Predicting "charge outliers" after spinal cord injury: a multicenter analysis of demographics, injury characteristics, outcomes, and rehabilitation charges.

Autor: Burnett DM; Department of Physical Medicine and Rehabilitation, Medical College of Virginia/Virginia Commonwealth University, Richmond, VA, USA. dmburnet@hsc.vcu.edu, Cifu DX, Kolakowsky-Hayner S, Kreutzer JS
Jazyk: angličtina
Zdroj: Archives of physical medicine and rehabilitation [Arch Phys Med Rehabil] 2001 Jan; Vol. 82 (1), pp. 114-9.
DOI: 10.1053/apmr.2001.18042
Abstrakt: Objective: To describe the distribution of charges, to distinguish between "charge outliers" and nonoutliers, and to identify a model that uses demographics and injury characteristics to predict charge outlier status in individuals with spinal cord injury (SCI).

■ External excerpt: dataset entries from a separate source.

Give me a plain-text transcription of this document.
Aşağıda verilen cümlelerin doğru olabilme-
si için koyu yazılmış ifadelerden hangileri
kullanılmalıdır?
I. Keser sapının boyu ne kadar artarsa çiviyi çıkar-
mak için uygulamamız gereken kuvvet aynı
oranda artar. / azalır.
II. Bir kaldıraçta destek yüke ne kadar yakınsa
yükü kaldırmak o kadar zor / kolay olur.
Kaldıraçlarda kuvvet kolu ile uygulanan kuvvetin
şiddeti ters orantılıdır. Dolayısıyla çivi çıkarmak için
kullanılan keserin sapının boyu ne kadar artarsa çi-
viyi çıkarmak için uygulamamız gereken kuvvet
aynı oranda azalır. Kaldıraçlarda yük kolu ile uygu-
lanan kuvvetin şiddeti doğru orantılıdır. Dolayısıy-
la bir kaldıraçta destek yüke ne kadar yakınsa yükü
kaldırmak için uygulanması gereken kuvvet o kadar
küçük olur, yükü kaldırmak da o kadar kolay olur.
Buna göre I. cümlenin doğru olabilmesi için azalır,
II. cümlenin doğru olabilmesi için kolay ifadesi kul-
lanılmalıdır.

Design: Retrospective data analysis of patients admitted to 24 acute inpatient rehabilitation national Spinal Cord Injury Model Systems centers. Statistical analysis, including proportions, means, and standard deviations (SDs), were compiled for the following variables: demographic and injury information, rehabilitation charges, medical complications, associated injuries, and surgical procedures.
Setting: Tertiary, university medical centers participating in the National Institute on Disability and Rehabilitation Research's SCI Model Systems project.
Participants: A total of 13,392 patients who were admitted to 24 acute, intensive, interdisciplinary rehabilitation settings after traumatic SCI between November 1972 and August 1996.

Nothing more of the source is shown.